Batalla de frailes

Tradiciones peruanas - Quinta serie
Batalla de frailes​
 de Ricardo Palma


La fama de mansedumbre que disfrutan los hijos del seráfico, nada tiene de legítima, si nos atenemos al relato de varios cronistas, así profanos como religiosos. Lean ustedes, y díganme después si los franciscanos han sido o no gente de pelo en pecho.

En 1680 llegó a Lima fray Marcos Terán, investido con el carácter de comisario general, a fin de poner en vigencia la real cédula que ordenaba la alternabilidad en la guardianía; es decir, que para un período había de nombrarse un fraile criollo o nacido en América, y para el siguiente un hijo de los reinos de España.

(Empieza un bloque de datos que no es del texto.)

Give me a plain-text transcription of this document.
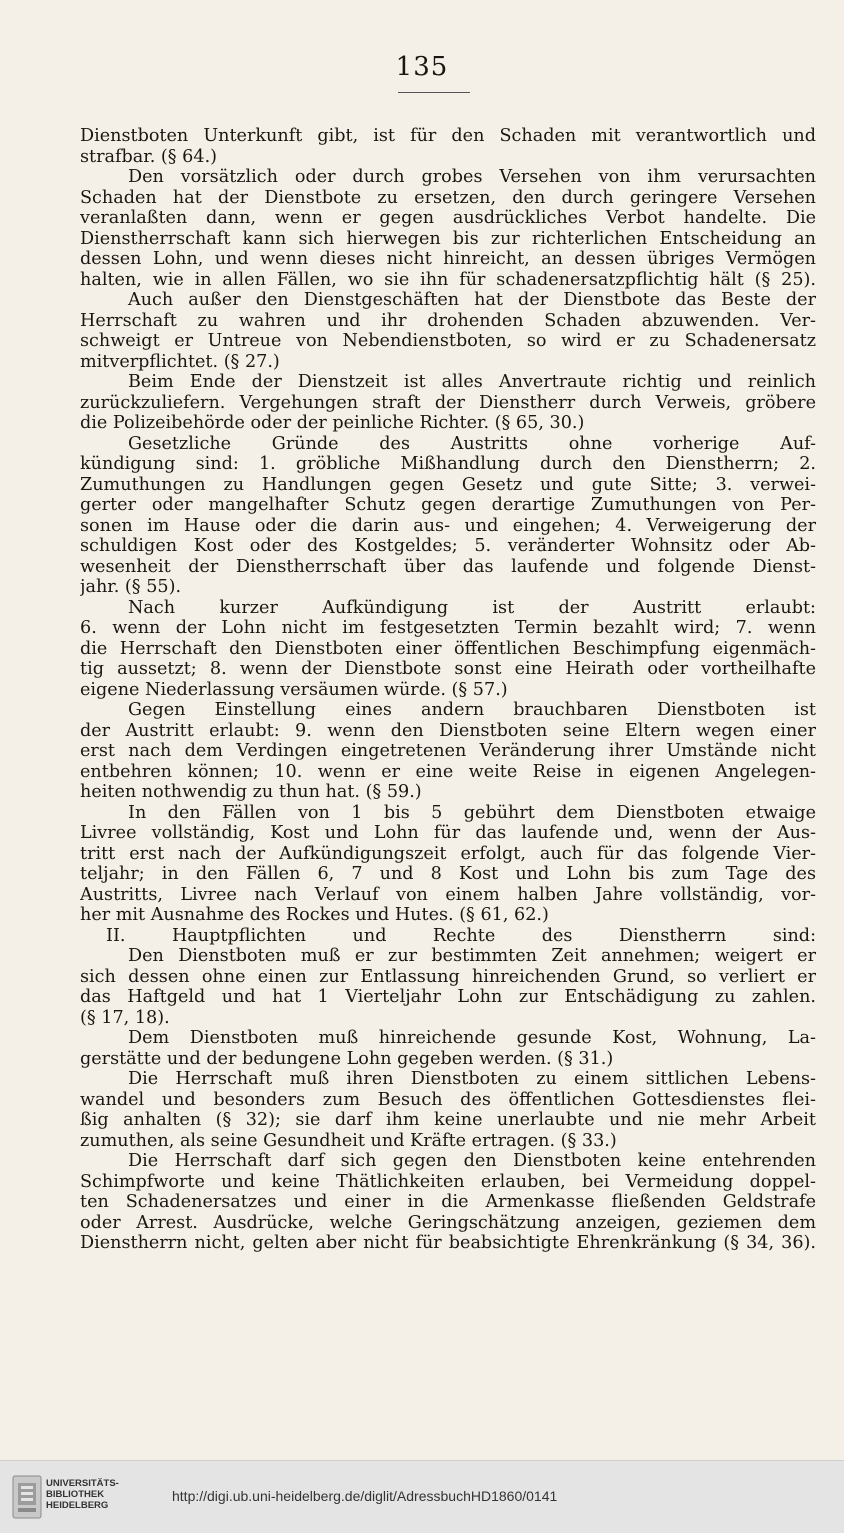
135
Dienstboten Unterkunft gibt, ist für den Schaden mit verantwortlich und
strafbar. (§ 64.)
Den vorsätzlich oder durch grobes Versehen von ihm verursachten
Schaden hat der Dienstbote zu ersetzen, den durch geringere Versehen
veranlaßten dann, wenn er gegen ausdrückliches Verbot handelte. Die
Dienstherrschaft kann sich hierwegen bis zur richterlichen Entscheidung an
dessen Lohn, und wenn dieses nicht hinreicht, an dessen übriges Vermögen
halten, wie in allen Fällen, wo sie ihn für schadenersatzpflichtig hält (§ 25).
Auch außer den Dienstgeschäften hat der Dienstbote das Beste der
Herrschaft zu wahren und ihr drohenden Schaden abzuwenden. Ver-
schweigt er Untreue von Nebendienstboten, so wird er zu Schadenersatz
mitverpflichtet. (§ 27.)
Beim Ende der Dienstzeit ist alles Anvertraute richtig und reinlich
zurückzuliefern. Vergehungen straft der Dienstherr durch Verweis, gröbere
die Polizeibehörde oder der peinliche Richter. (§ 65, 30.)
Gesetzliche Gründe des Austritts ohne vorherige Auf-
kündigung sind: 1. gröbliche Mißhandlung durch den Dienstherrn; 2.
Zumuthungen zu Handlungen gegen Gesetz und gute Sitte; 3. verwei-
gerter oder mangelhafter Schutz gegen derartige Zumuthungen von Per-
sonen im Hause oder die darin aus- und eingehen; 4. Verweigerung der
schuldigen Kost oder des Kostgeldes; 5. veränderter Wohnsitz oder Ab-
wesenheit der Dienstherrschaft über das laufende und folgende Dienst-
jahr. (§ 55).
Nach kurzer Aufkündigung ist der Austritt erlaubt:
6. wenn der Lohn nicht im festgesetzten Termin bezahlt wird; 7. wenn
die Herrschaft den Dienstboten einer öffentlichen Beschimpfung eigenmäch-
tig aussetzt; 8. wenn der Dienstbote sonst eine Heirath oder vortheilhafte
eigene Niederlassung versäumen würde. (§ 57.)
Gegen Einstellung eines andern brauchbaren Dienstboten ist
der Austritt erlaubt: 9. wenn den Dienstboten seine Eltern wegen einer
erst nach dem Verdingen eingetretenen Veränderung ihrer Umstände nicht
entbehren können; 10. wenn er eine weite Reise in eigenen Angelegen-
heiten nothwendig zu thun hat. (§ 59.)
In den Fällen von 1 bis 5 gebührt dem Dienstboten etwaige
Livree vollständig, Kost und Lohn für das laufende und, wenn der Aus-
tritt erst nach der Aufkündigungszeit erfolgt, auch für das folgende Vier-
teljahr; in den Fällen 6, 7 und 8 Kost und Lohn bis zum Tage des
Austritts, Livree nach Verlauf von einem halben Jahre vollständig, vor-
her mit Ausnahme des Rockes und Hutes. (§ 61, 62.)
II. Hauptpflichten und Rechte des Dienstherrn sind:
Den Dienstboten muß er zur bestimmten Zeit annehmen; weigert er
sich dessen ohne einen zur Entlassung hinreichenden Grund, so verliert er
das Haftgeld und hat 1 Vierteljahr Lohn zur Entschädigung zu zahlen.
(§ 17, 18).
Dem Dienstboten muß hinreichende gesunde Kost, Wohnung, La-
gerstätte und der bedungene Lohn gegeben werden. (§ 31.)
Die Herrschaft muß ihren Dienstboten zu einem sittlichen Lebens-
wandel und besonders zum Besuch des öffentlichen Gottesdienstes flei-
ßig anhalten (§ 32); sie darf ihm keine unerlaubte und nie mehr Arbeit
zumuthen, als seine Gesundheit und Kräfte ertragen. (§ 33.)
Die Herrschaft darf sich gegen den Dienstboten keine entehrenden
Schimpfworte und keine Thätlichkeiten erlauben, bei Vermeidung doppel-
ten Schadenersatzes und einer in die Armenkasse fließenden Geldstrafe
oder Arrest. Ausdrücke, welche Geringschätzung anzeigen, geziemen dem
Dienstherrn nicht, gelten aber nicht für beabsichtigte Ehrenkränkung (§ 34, 36).
UNIVERSITÄTS-
BIBLIOTHEK
HEIDELBERG
http://digi.ub.uni-heidelberg.de/diglit/AdressbuchHD1860/0141
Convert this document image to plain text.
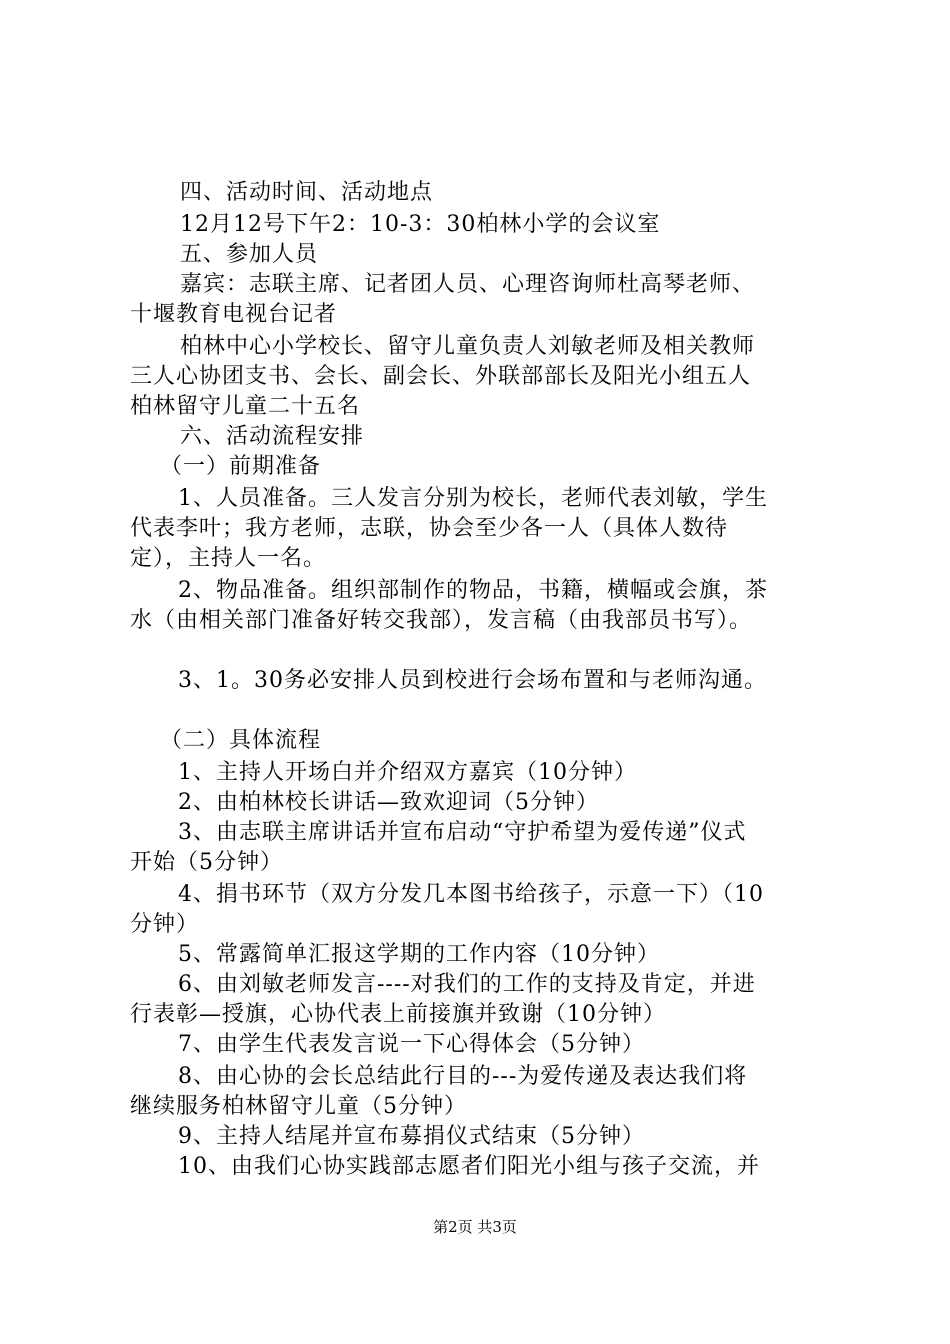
四、活动时间、活动地点
12月12号下午2：10-3：30柏林小学的会议室
五、参加人员
嘉宾：志联主席、记者团人员、心理咨询师杜高琴老师、
十堰教育电视台记者
柏林中心小学校长、留守儿童负责人刘敏老师及相关教师
三人心协团支书、会长、副会长、外联部部长及阳光小组五人
柏林留守儿童二十五名
六、活动流程安排
（一）前期准备
1、人员准备。三人发言分别为校长，老师代表刘敏，学生
代表李叶；我方老师，志联，协会至少各一人（具体人数待
定），主持人一名。
2、物品准备。组织部制作的物品，书籍，横幅或会旗，茶
水（由相关部门准备好转交我部），发言稿（由我部员书写）。
3、1。30务必安排人员到校进行会场布置和与老师沟通。
（二）具体流程
1、主持人开场白并介绍双方嘉宾（10分钟）
2、由柏林校长讲话—致欢迎词（5分钟）
3、由志联主席讲话并宣布启动“守护希望为爱传递”仪式
开始（5分钟）
4、捐书环节（双方分发几本图书给孩子，示意一下）（10
分钟）
5、常露简单汇报这学期的工作内容（10分钟）
6、由刘敏老师发言----对我们的工作的支持及肯定，并进
行表彰—授旗，心协代表上前接旗并致谢（10分钟）
7、由学生代表发言说一下心得体会（5分钟）
8、由心协的会长总结此行目的---为爱传递及表达我们将
继续服务柏林留守儿童（5分钟）
9、主持人结尾并宣布募捐仪式结束（5分钟）
10、由我们心协实践部志愿者们阳光小组与孩子交流，并
第2页 共3页
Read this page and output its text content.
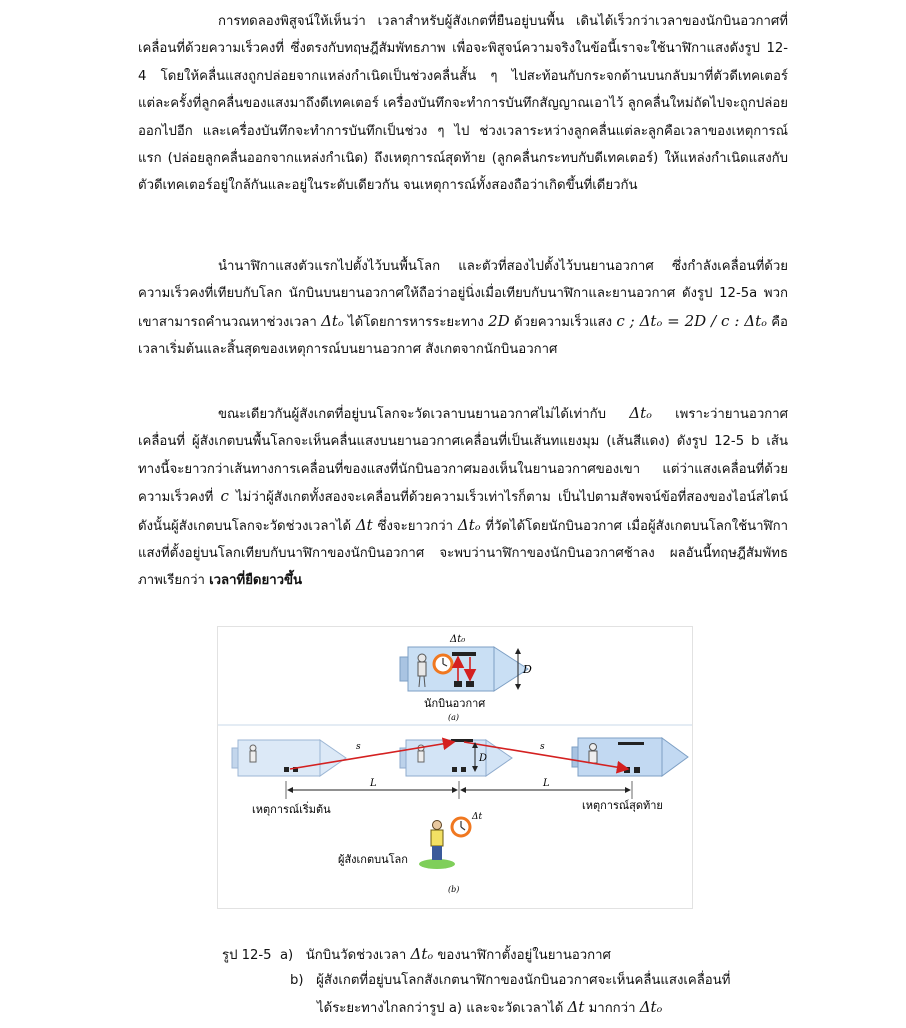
การทดลองพิสูจน์ให้เห็นว่า เวลาสำหรับผู้สังเกตที่ยืนอยู่บนพื้น เดินได้เร็วกว่าเวลาของนักบินอวกาศที่เคลื่อนที่ด้วยความเร็วคงที่ ซึ่งตรงกับทฤษฎีสัมพัทธภาพ เพื่อจะพิสูจน์ความจริงในข้อนี้เราจะใช้นาฬิกาแสงดังรูป 12-4 โดยให้คลื่นแสงถูกปล่อยจากแหล่งกำเนิดเป็นช่วงคลื่นสั้น ๆ ไปสะท้อนกับกระจกด้านบนกลับมาที่ตัวดีเทคเตอร์ แต่ละครั้งที่ลูกคลื่นของแสงมาถึงดีเทคเตอร์ เครื่องบันทึกจะทำการบันทึกสัญญาณเอาไว้ ลูกคลื่นใหม่ถัดไปจะถูกปล่อยออกไปอีก และเครื่องบันทึกจะทำการบันทึกเป็นช่วง ๆ ไป ช่วงเวลาระหว่างลูกคลื่นแต่ละลูกคือเวลาของเหตุการณ์แรก (ปล่อยลูกคลื่นออกจากแหล่งกำเนิด) ถึงเหตุการณ์สุดท้าย (ลูกคลื่นกระทบกับดีเทคเตอร์) ให้แหล่งกำเนิดแสงกับตัวดีเทคเตอร์อยู่ใกล้กันและอยู่ในระดับเดียวกัน จนเหตุการณ์ทั้งสองถือว่าเกิดขึ้นที่เดียวกัน

นำนาฬิกาแสงตัวแรกไปตั้งไว้บนพื้นโลก และตัวที่สองไปตั้งไว้บนยานอวกาศ ซึ่งกำลังเคลื่อนที่ด้วยความเร็วคงที่เทียบกับโลก นักบินบนยานอวกาศให้ถือว่าอยู่นิ่งเมื่อเทียบกับนาฬิกาและยานอวกาศ ดังรูป 12-5a พวกเขาสามารถคำนวณหาช่วงเวลา Δtₒ ได้โดยการหารระยะทาง 2D ด้วยความเร็วแสง c ; Δtₒ = 2D / c : Δtₒ คือเวลาเริ่มต้นและสิ้นสุดของเหตุการณ์บนยานอวกาศ สังเกตจากนักบินอวกาศ

ขณะเดียวกันผู้สังเกตที่อยู่บนโลกจะวัดเวลาบนยานอวกาศไม่ได้เท่ากับ Δtₒ เพราะว่ายานอวกาศเคลื่อนที่ ผู้สังเกตบนพื้นโลกจะเห็นคลื่นแสงบนยานอวกาศเคลื่อนที่เป็นเส้นทแยงมุม (เส้นสีแดง) ดังรูป 12-5 b เส้นทางนี้จะยาวกว่าเส้นทางการเคลื่อนที่ของแสงที่นักบินอวกาศมองเห็นในยานอวกาศของเขา แต่ว่าแสงเคลื่อนที่ด้วยความเร็วคงที่ c ไม่ว่าผู้สังเกตทั้งสองจะเคลื่อนที่ด้วยความเร็วเท่าไรก็ตาม เป็นไปตามสัจพจน์ข้อที่สองของไอน์สไตน์ ดังนั้นผู้สังเกตบนโลกจะวัดช่วงเวลาได้ Δt ซึ่งจะยาวกว่า Δtₒ ที่วัดได้โดยนักบินอวกาศ เมื่อผู้สังเกตบนโลกใช้นาฬิกาแสงที่ตั้งอยู่บนโลกเทียบกับนาฬิกาของนักบินอวกาศ จะพบว่านาฬิกาของนักบินอวกาศช้าลง ผลอันนี้ทฤษฎีสัมพัทธภาพเรียกว่า เวลาที่ยืดยาวขึ้น

Δt₀
D
นักบินอวกาศ
(a)
s	s
D
L	L
เหตุการณ์เริ่มต้น	เหตุการณ์สุดท้าย
Δt
ผู้สังเกตบนโลก
(b)
รูป 12-5 a) นักบินวัดช่วงเวลา Δtₒ ของนาฬิกาตั้งอยู่ในยานอวกาศ
b) ผู้สังเกตที่อยู่บนโลกสังเกตนาฬิกาของนักบินอวกาศจะเห็นคลื่นแสงเคลื่อนที่
ได้ระยะทางไกลกว่ารูป a) และจะวัดเวลาได้ Δt มากกว่า Δtₒ
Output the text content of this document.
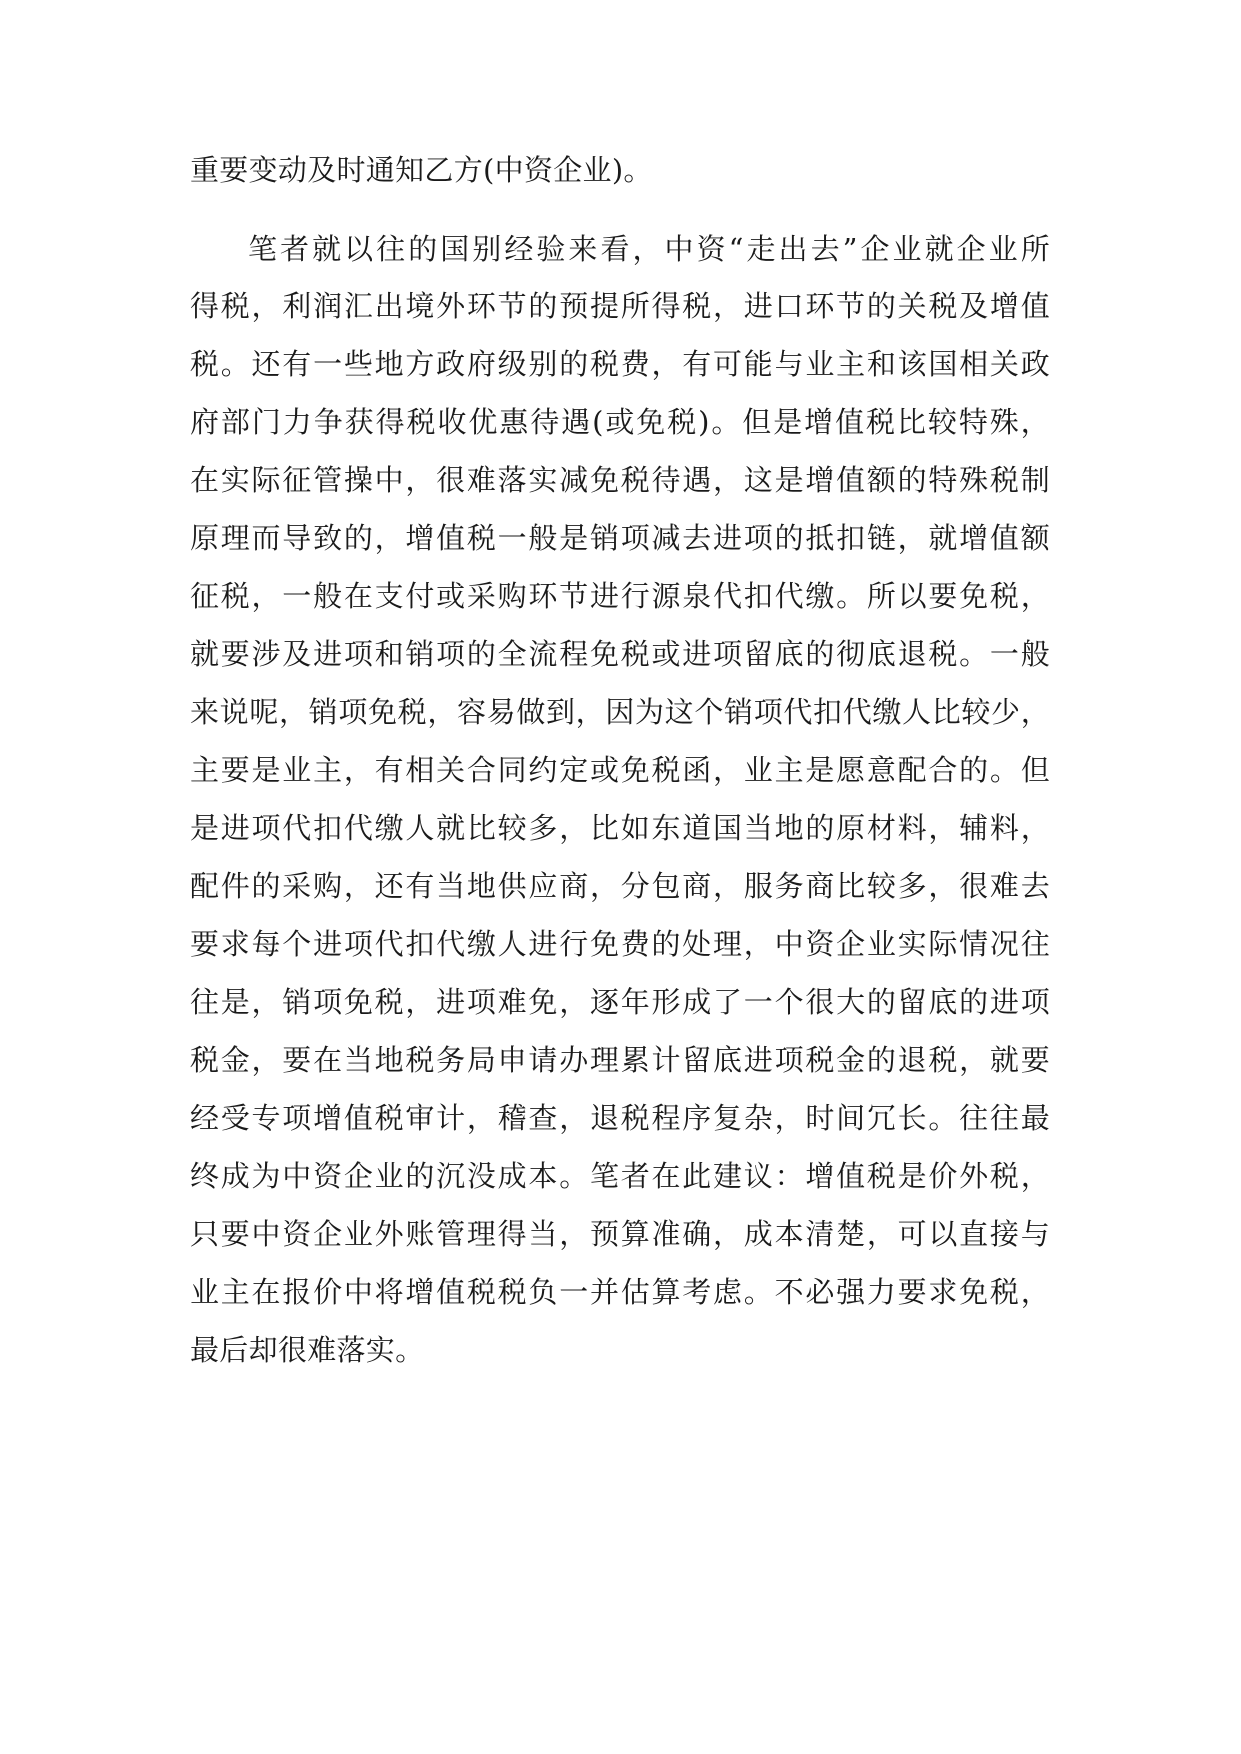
重要变动及时通知乙方(中资企业)。
笔者就以往的国别经验来看，中资“走出去”企业就企业所
得税，利润汇出境外环节的预提所得税，进口环节的关税及增值
税。还有一些地方政府级别的税费，有可能与业主和该国相关政
府部门力争获得税收优惠待遇(或免税)。但是增值税比较特殊，
在实际征管操中，很难落实减免税待遇，这是增值额的特殊税制
原理而导致的，增值税一般是销项减去进项的抵扣链，就增值额
征税，一般在支付或采购环节进行源泉代扣代缴。所以要免税，
就要涉及进项和销项的全流程免税或进项留底的彻底退税。一般
来说呢，销项免税，容易做到，因为这个销项代扣代缴人比较少，
主要是业主，有相关合同约定或免税函，业主是愿意配合的。但
是进项代扣代缴人就比较多，比如东道国当地的原材料，辅料，
配件的采购，还有当地供应商，分包商，服务商比较多，很难去
要求每个进项代扣代缴人进行免费的处理，中资企业实际情况往
往是，销项免税，进项难免，逐年形成了一个很大的留底的进项
税金，要在当地税务局申请办理累计留底进项税金的退税，就要
经受专项增值税审计，稽查，退税程序复杂，时间冗长。往往最
终成为中资企业的沉没成本。笔者在此建议：增值税是价外税，
只要中资企业外账管理得当，预算准确，成本清楚，可以直接与
业主在报价中将增值税税负一并估算考虑。不必强力要求免税，
最后却很难落实。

Esta justa y política disposición del monarca levantó entre los humildes franciscanos la misma polvareda que en las otras religiones. El padre Terán era hombre de no volverse atrás por nada; y en la noche del 10 de julio los seráficos penetraron tumultuosamente en su celda, y lo amenazaron de muerte si no daba por válida la elección que ellos, por sí y ante sí, acababan de hacer en la persona del padre Antonio Oserín. Revistiose el comisario de energía, pidió auxilio de tropa al arzobispo virrey Liñán de Cisneros, metió en la jaula al electo y a los principales motinistas, y sin dar moratorias los despachó desterrados a Chile en un navío que casualmente zarpaba al otro día para Valparaíso.

Con este golpe de autoridad creyó fray Marcos haber cortado la cabeza a la hidra de la anarquía; pero se equivocó de medio a medio. La revolución estaba latente en la frailería.

Llegó la nochebuena de la Pascua de diciembre, y los demagogos resolvieron dársela mala a su paternidad.

En efecto, después de las once de la noche se armó la gorda. Trescientos hombres entre frailes, novicios, legos, devotos y demás muchitanga que en esos tiempos habitaba claustros, se encaminaron en tropel a la celda del comisario y pegaron fuego a las puertas, gritando desaforadamente:


«¡Juez de patarata,
quémate como rata!
¡Fraile de cuernos,
anda a arder en los infiernos!»


Afortunadamente para fray Marcos, un lego le dio aviso de la trama, dos minutos antes de estallar la tempestad, y apenas si tuvo tiempo su paternidad para escapar a medio vestir por el techo, y dejarse caer al patio de una casita en la calle de la Barranca, y de allí encaminarse a Palacio para poner en conocimiento de su excelencia lo que ocurría.

No tuvo igual dicha el fraile que, en calidad de secretario, acompañaba a Terán y que habitaba con él en la misma celda. El infeliz murió achicharrado.

Entretanto, el gobierno había mandado tocar a rebato, y todo era carreras y laberinto por esas calles. Se mandó venir del Callao tres compañías de las encargadas de la custodia del presidio, y con ellas y la tropa existente en Lima ocupó el virrey la plazuela de San Francisco.

Las calles vecinas estaban invadidas por el pueblo, que abiertamente simpatizaba con los incendiarios.

Los frailes, encerrados en su convento o fortaleza, no se habían echado a dormir sobre sus laureles, sino que con gran actividad hacían aprestos de guerra, y armados de trabuquillos y piedras coronaban las torres.

Así las cosas, a las nueve de la mañana dispuso el gobierno que dos compañías escalasen el convento por las calles del Tigre y de la Soledad, mientras el grueso del ejército permanecía en la plazuela, llamando la atención del enemigo y listo para acudir al sitio donde las peripecias del combate lo reclamaran.

Aquella estrategia del virrey arzobispo habría dado envidia a Napoleón I.

Los frailes, bisoños en el arte de la guerra, que ciertamente no es mascujar el latín de un libro de horas, se hallaron, cuando menos lo esperaban, con el enemigo dentro de casa, a retaguardia y por su flanco; pero lejos de alebronarse y rendirse como mandrias, rompieron el fuego sobre la tropa, e hirieron a un oficial y tres soldados. Éstos contestaron, cayendo redondo un fraile e hiriendo a otro.

Entonces resolvieron los franciscanos abandonar las torres, y cargando con el muerto, bajaron a la iglesia, abrieron la puerta, y en procesión con cruz alta y ciriales condujeron el cadáver hasta la plaza Mayor.

Como el pueblo se había puesto del lado de los revolucionarios, temió el virrey arzobispo mayores conflictos, y a fuer de prudente, parlamentó con los frailes.

En buena lógica, éstos quedaron victoriosos; porque consiguieron no sólo que se ordenara el regreso de los desterrados, sino que el padre Terán se embarcara voluntariamente para Panamá.